This spring Ignite Yorkshire and Sheffield Museums Trust worked with Will Rea, an illustrator, muralist and sign-writer based in Sheffield. Will worked with Sheffield Museums’ Young Makers group on a six-week programme of sessions exploring symbols of Sheffield. From this he created three large illustrated panels and an exhibition of the group’s work. Will also worked with the Museum Youth group at Kelham Island on illustrations for flyers, tote bags and other graphics for their Museum Lates event in March.
Eleanor Chesterton caught up with Will about the project and how heritage has come to play an important role in his work…
Eleanor: What was your work with Museum Youth and how did you find it?
Will: I initially thought I would be a learning assistant on the project – so we didn’t actually pitch the fact that I would be leading a whole research project until I sat down at the first meeting to talk about quoting and things like that. It was quite exciting early on that I wasn’t going to be a person helping on something else; I was going to be able to write a project where I could lead the direction that we would go in but also have it open enough for the young people to collaborate and come up with an outcome that was way more imaginative and way more in depth than I could’ve anticipated.
The project itself was very rewarding in the sense that when you’re working with other people you’re teaching them, inspiring them, helping them think about creative pathways, think about heritage pathways. It’s the best outcome as you’ve had sixteen young brains working on this project and it ended up being way more in depth than I anticipated.
We actually had one of the young people say how they were going to take GCSE art because of the project that I taught and was a really nice feeling! I think when it’s something you’ve genuinely helped someone or inspired someone it’s a much nicer emotion than your own success.
In the end it wasn’t about the fee or the experience I would get from it, it was more the fact that I was able to take on more of a continued project that was in an area that I was genuinely really passionate about. It was nice to come back and meet the same faces, and see the students grow in terms of creativity. they were learning with me and I was also learning as well – they were teaching me about the history of the places I now live in, it was really exciting!
Eleanor: What caused you to become interested in industrial heritage?
Will: I’ve always had a passion for history and learning about the things that existed before I existed. In a way, from moving to Sheffield, I kind of became a little bit fixated with the heritage of the city I was living in.
I’ve always had an interest in the people that lived before us, and the things that they did, and how they did them. Feats of engineering and technology, and how humans have always been clever enough to make things easier for themselves, to make things, to build things, to create things. Its mainly down to me being inquisitive of where things come from and how things have been made, how things were made.
Eleanor: How did you come to work in illustration?
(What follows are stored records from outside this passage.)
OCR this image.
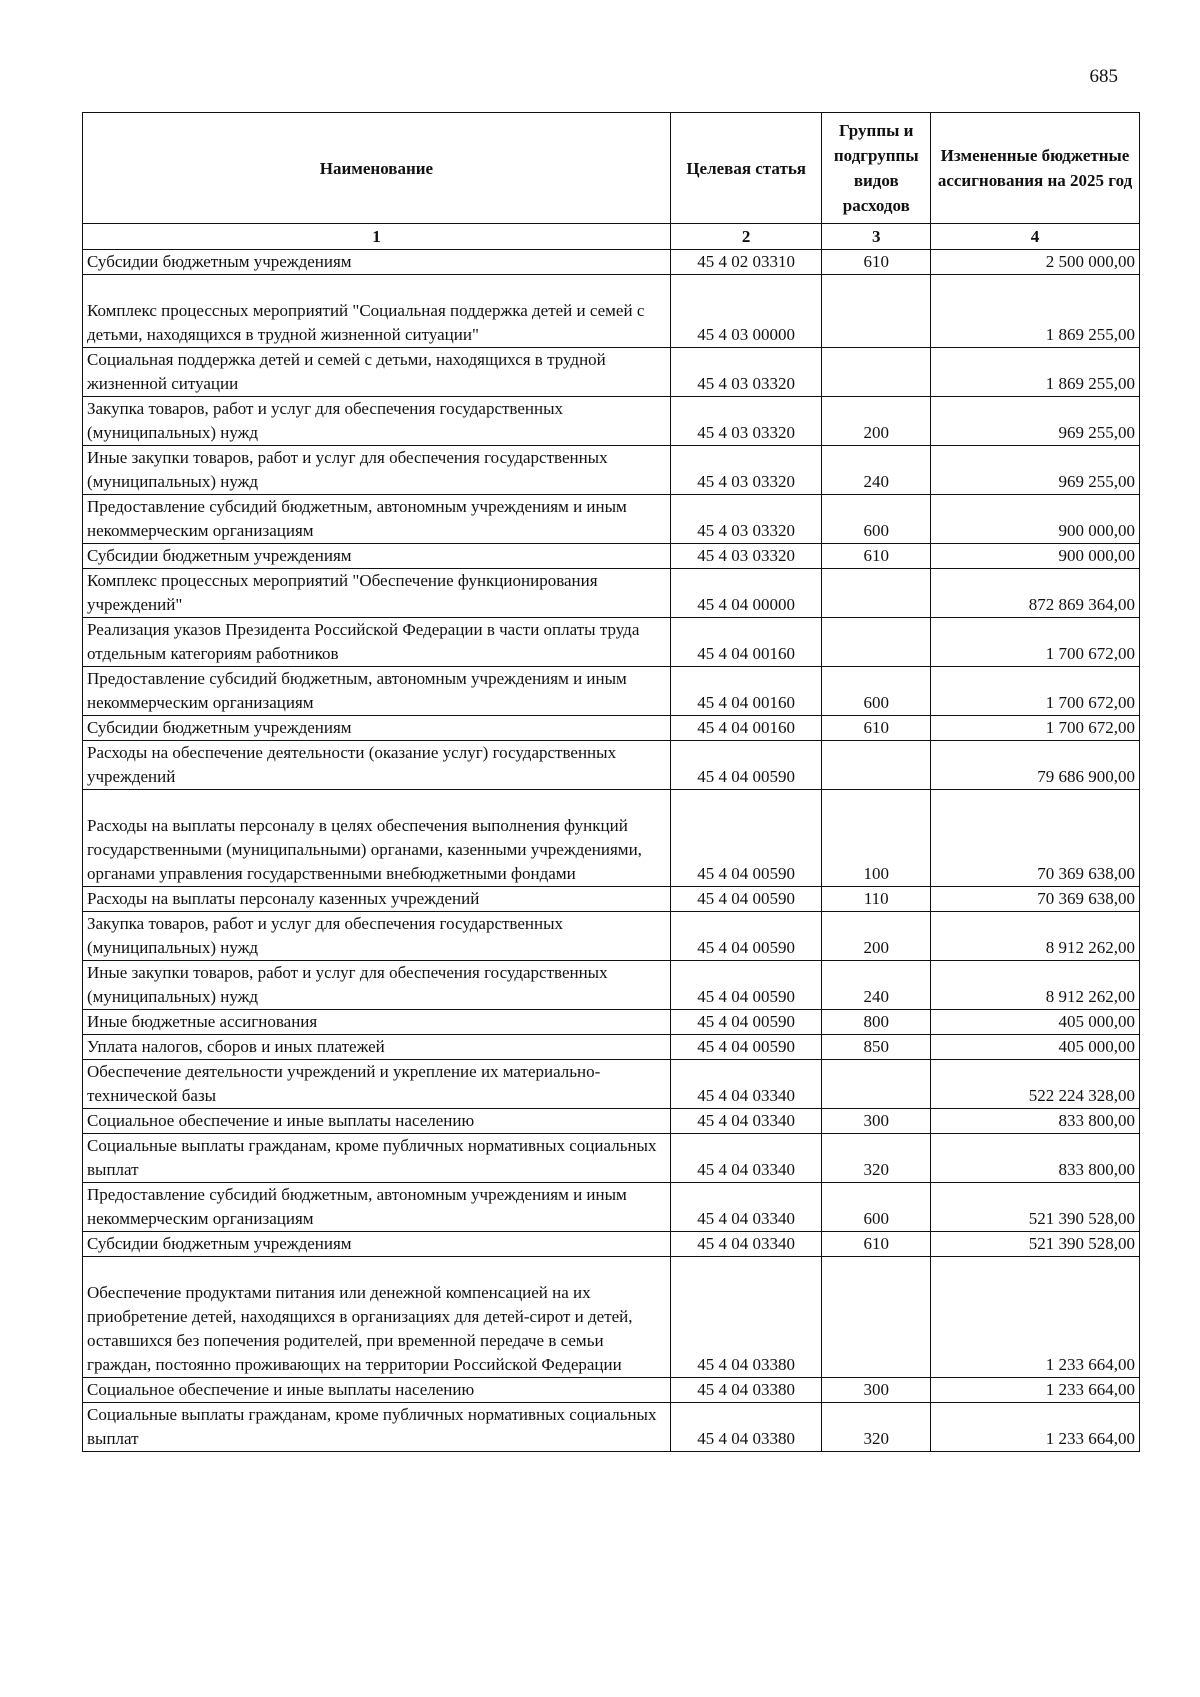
685
Наименование	Целевая статья	Группы и подгруппы видов расходов	Измененные бюджетные ассигнования на 2025 год
1	2	3	4
Субсидии бюджетным учреждениям	45 4 02 03310	610	2 500 000,00

Комплекс процессных мероприятий "Социальная поддержка детей и семей с детьми, находящихся в трудной жизненной ситуации"	45 4 03 00000		1 869 255,00
Социальная поддержка детей и семей с детьми, находящихся в трудной жизненной ситуации	45 4 03 03320		1 869 255,00
Закупка товаров, работ и услуг для обеспечения государственных (муниципальных) нужд	45 4 03 03320	200	969 255,00
Иные закупки товаров, работ и услуг для обеспечения государственных (муниципальных) нужд	45 4 03 03320	240	969 255,00
Предоставление субсидий бюджетным, автономным учреждениям и иным некоммерческим организациям	45 4 03 03320	600	900 000,00
Субсидии бюджетным учреждениям	45 4 03 03320	610	900 000,00
Комплекс процессных мероприятий "Обеспечение функционирования учреждений"	45 4 04 00000		872 869 364,00
Реализация указов Президента Российской Федерации в части оплаты труда отдельным категориям работников	45 4 04 00160		1 700 672,00
Предоставление субсидий бюджетным, автономным учреждениям и иным некоммерческим организациям	45 4 04 00160	600	1 700 672,00
Субсидии бюджетным учреждениям	45 4 04 00160	610	1 700 672,00
Расходы на обеспечение деятельности (оказание услуг) государственных учреждений	45 4 04 00590		79 686 900,00

Расходы на выплаты персоналу в целях обеспечения выполнения функций государственными (муниципальными) органами, казенными учреждениями, органами управления государственными внебюджетными фондами	45 4 04 00590	100	70 369 638,00
Расходы на выплаты персоналу казенных учреждений	45 4 04 00590	110	70 369 638,00
Закупка товаров, работ и услуг для обеспечения государственных (муниципальных) нужд	45 4 04 00590	200	8 912 262,00
Иные закупки товаров, работ и услуг для обеспечения государственных (муниципальных) нужд	45 4 04 00590	240	8 912 262,00
Иные бюджетные ассигнования	45 4 04 00590	800	405 000,00
Уплата налогов, сборов и иных платежей	45 4 04 00590	850	405 000,00
Обеспечение деятельности учреждений и укрепление их материально-технической базы	45 4 04 03340		522 224 328,00
Социальное обеспечение и иные выплаты населению	45 4 04 03340	300	833 800,00
Социальные выплаты гражданам, кроме публичных нормативных социальных выплат	45 4 04 03340	320	833 800,00
Предоставление субсидий бюджетным, автономным учреждениям и иным некоммерческим организациям	45 4 04 03340	600	521 390 528,00
Субсидии бюджетным учреждениям	45 4 04 03340	610	521 390 528,00

Обеспечение продуктами питания или денежной компенсацией на их приобретение детей, находящихся в организациях для детей-сирот и детей, оставшихся без попечения родителей, при временной передаче в семьи граждан, постоянно проживающих на территории Российской Федерации	45 4 04 03380		1 233 664,00
Социальное обеспечение и иные выплаты населению	45 4 04 03380	300	1 233 664,00
Социальные выплаты гражданам, кроме публичных нормативных социальных выплат	45 4 04 03380	320	1 233 664,00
When I was growing up, my grandad was a mountaineer in the lake district, and he used to record some of his routes and climbs by doing sort of little sketches and drawings. I used to always be in awe of these sketches, and I didn’t know that there was a job that involved someone who creates things and get paid to do it. When I left secondary education, I went on to do illustration at Sheffield Hallam University, so I finally got to the point where I properly specialised in the subject area I was most passionate about.
I was also out in the community of Sheffield showing people I could draw things, I could paint things, I could design things, I could animate things, so I ended up doing quite a lot of external work for local clients. I started with co-working spaces and cafes doing some sign writing and whiteboard art, and then it became a kind of organic snowball effect. Sheffield is probably the only place it could’ve happened because it has such a community feeling.
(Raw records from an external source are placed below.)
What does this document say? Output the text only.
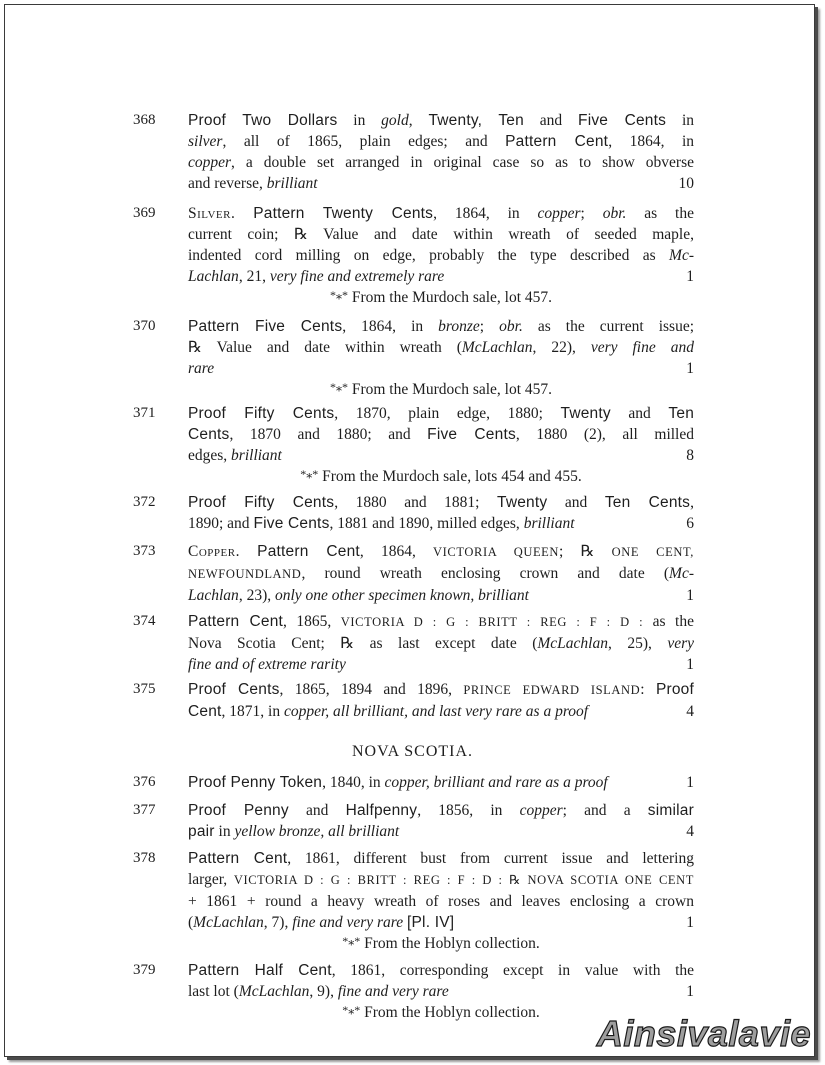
368	Proof Two Dollars in gold, Twenty, Ten and Five Cents in

silver, all of 1865, plain edges; and Pattern Cent, 1864, in

copper, a double set arranged in original case so as to show obverse

and reverse, brilliant	10

369	Silver. Pattern Twenty Cents, 1864, in copper; obr. as the

current coin; ℞ Value and date within wreath of seeded maple,

indented cord milling on edge, probably the type described as Mc-

Lachlan, 21, very fine and extremely rare	1

*⁎* From the Murdoch sale, lot 457.

370	Pattern Five Cents, 1864, in bronze; obr. as the current issue;

℞ Value and date within wreath (McLachlan, 22), very fine and

rare	1

*⁎* From the Murdoch sale, lot 457.

371	Proof Fifty Cents, 1870, plain edge, 1880; Twenty and Ten

Cents, 1870 and 1880; and Five Cents, 1880 (2), all milled

edges, brilliant	8

*⁎* From the Murdoch sale, lots 454 and 455.

372	Proof Fifty Cents, 1880 and 1881; Twenty and Ten Cents,

1890; and Five Cents, 1881 and 1890, milled edges, brilliant	6

373	Copper. Pattern Cent, 1864, VICTORIA QUEEN; ℞ ONE CENT,

NEWFOUNDLAND, round wreath enclosing crown and date (Mc-

Lachlan, 23), only one other specimen known, brilliant	1

374	Pattern Cent, 1865, VICTORIA D : G : BRITT : REG : F : D : as the

Nova Scotia Cent; ℞ as last except date (McLachlan, 25), very

fine and of extreme rarity	1

375	Proof Cents, 1865, 1894 and 1896, PRINCE EDWARD ISLAND: Proof

Cent, 1871, in copper, all brilliant, and last very rare as a proof	4

376	Proof Penny Token, 1840, in copper, brilliant and rare as a proof	1

377	Proof Penny and Halfpenny, 1856, in copper; and a similar

pair in yellow bronze, all brilliant	4

378	Pattern Cent, 1861, different bust from current issue and lettering

larger, VICTORIA D : G : BRITT : REG : F : D : ℞ NOVA SCOTIA ONE CENT

+ 1861 + round a heavy wreath of roses and leaves enclosing a crown

(McLachlan, 7), fine and very rare [Pl. IV]	1

*⁎* From the Hoblyn collection.

379	Pattern Half Cent, 1861, corresponding except in value with the

last lot (McLachlan, 9), fine and very rare	1

*⁎* From the Hoblyn collection.

NOVA SCOTIA.
Ainsivalavie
I then worked on a big mural for Orchard Square, relating to the history of the site but also Sheffield, and brighten up an overlooked corner. My career kept growing naturally, just through giving a good impression and leaving a good example of what you’re capable of.
Eleanor: What was your thought process behind combining the two?
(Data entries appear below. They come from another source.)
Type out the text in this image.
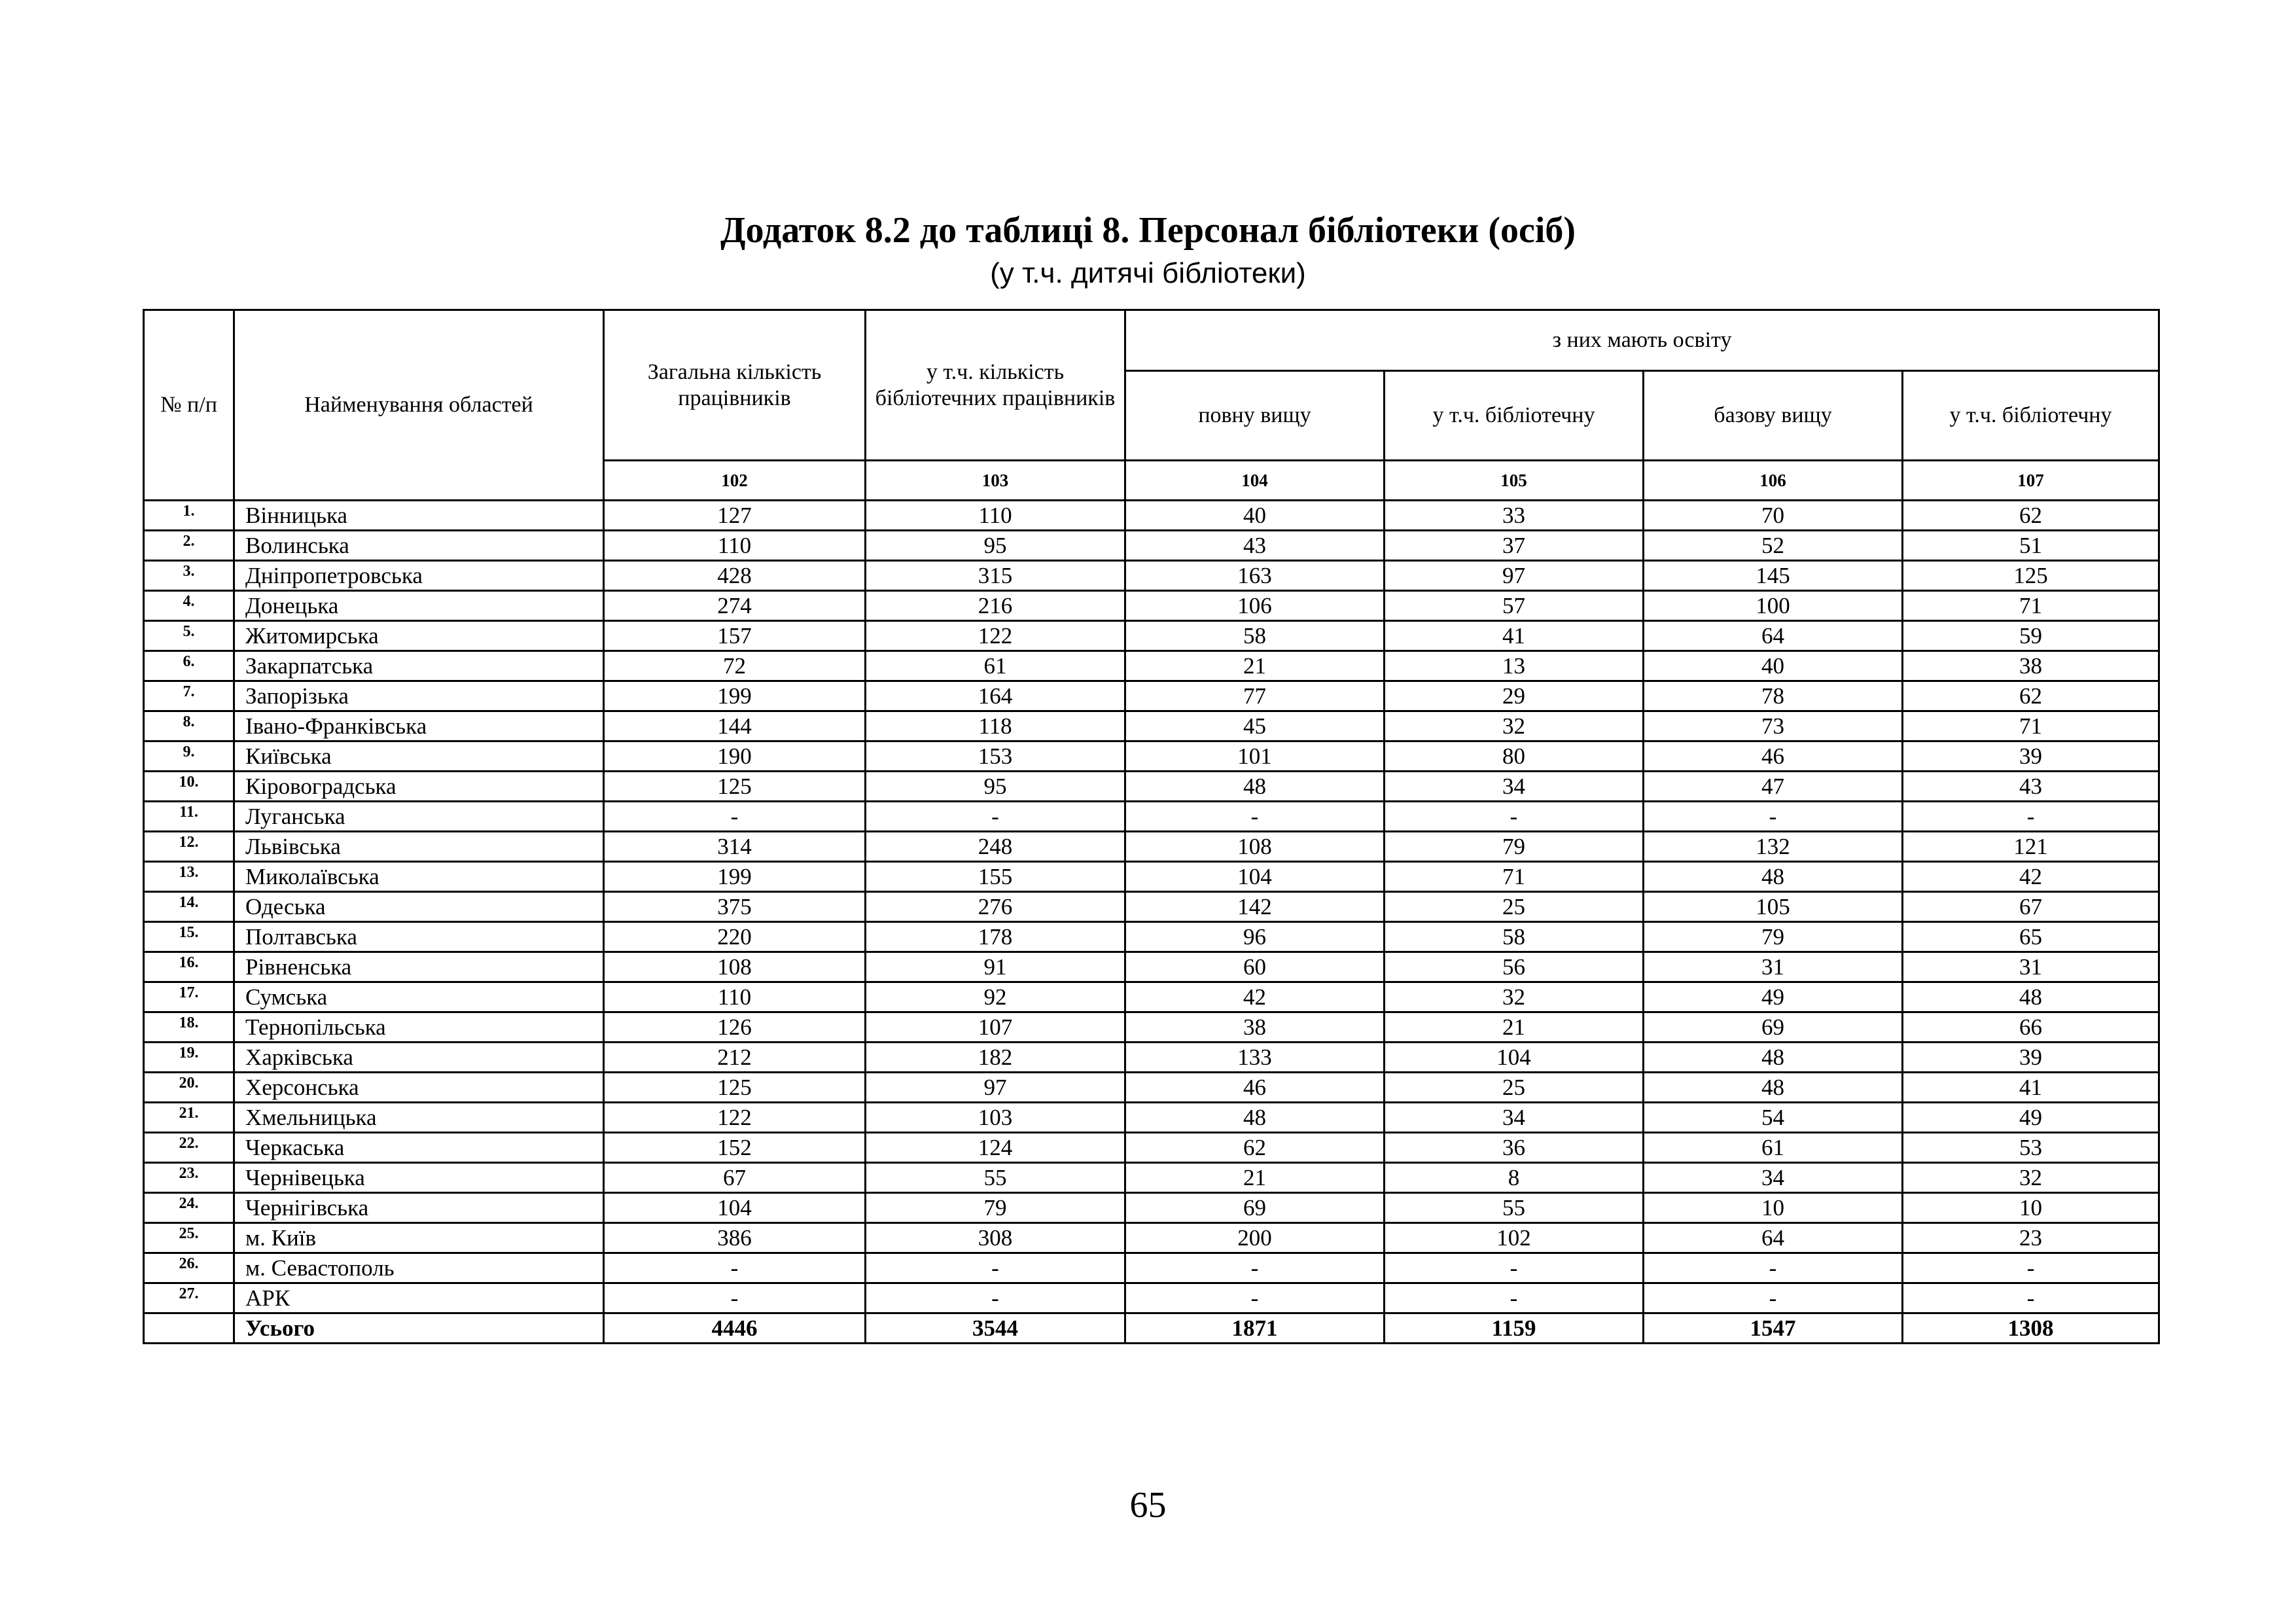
Додаток 8.2 до таблиці 8. Персонал бібліотеки (осіб)
(у т.ч. дитячі бібліотеки)
№ п/п	Найменування областей	Загальна кількість працівників	у т.ч. кількість бібліотечних працівників	з них мають освіту			
				повну вищу	у т.ч. бібліотечну	базову вищу	у т.ч. бібліотечну
		102	103	104	105	106	107
1.	Вінницька	127	110	40	33	70	62
2.	Волинська	110	95	43	37	52	51
3.	Дніпропетровська	428	315	163	97	145	125
4.	Донецька	274	216	106	57	100	71
5.	Житомирська	157	122	58	41	64	59
6.	Закарпатська	72	61	21	13	40	38
7.	Запорізька	199	164	77	29	78	62
8.	Івано-Франківська	144	118	45	32	73	71
9.	Київська	190	153	101	80	46	39
10.	Кіровоградська	125	95	48	34	47	43
11.	Луганська	-	-	-	-	-	-
12.	Львівська	314	248	108	79	132	121
13.	Миколаївська	199	155	104	71	48	42
14.	Одеська	375	276	142	25	105	67
15.	Полтавська	220	178	96	58	79	65
16.	Рівненська	108	91	60	56	31	31
17.	Сумська	110	92	42	32	49	48
18.	Тернопільська	126	107	38	21	69	66
19.	Харківська	212	182	133	104	48	39
20.	Херсонська	125	97	46	25	48	41
21.	Хмельницька	122	103	48	34	54	49
22.	Черкаська	152	124	62	36	61	53
23.	Чернівецька	67	55	21	8	34	32
24.	Чернігівська	104	79	69	55	10	10
25.	м. Київ	386	308	200	102	64	23
26.	м. Севастополь	-	-	-	-	-	-
27.	АРК	-	-	-	-	-	-
	Усього	4446	3544	1871	1159	1547	1308
65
Will: My way into illustration is to approach it in an engineering, technical illustration way. I do think technically so I think naturally, technical illustration and engineering illustration are born from the heritage and history of the industry that existed in the country or in the world.
I’ve managed to find a really nice way of working with museums and heritage sites and clients that are relating to history. It’s been really positive to see that it’s been leading onto the next thing in the same field – I’m not doing the same thing for everyone, I’m enjoying the fact that I can use my illustrative style for multiple heritage sites around South Yorkshire and further afield.
Eleanor: What are your plans for the future involving heritage?
Will: I’m passionate about the projects that I’ve done [with young people] and I think there is conversations about potentially continuing these types of projects with different pots of funding, pitching it to other places in the city and showing them the model of what we’ve been doing in separate areas. We could do it again with different groups and do different projects.
A lot of the murals that I paint I work with heritage sites, and even if I’m working with something that isn’t a heritage site I still like to look into the heritage of the location because the way I work I have a bright colourful approach, but I also like to reference the history of the location. The things that have been created, or invented, or made in that place.
I didn’t think it would be such a heritage focussed interview, but it has made me realise actually how intertwined my career and passions are to heritage. When working with these kinds of projects, you get young people to see a different part of the places where they grew up and places where they live.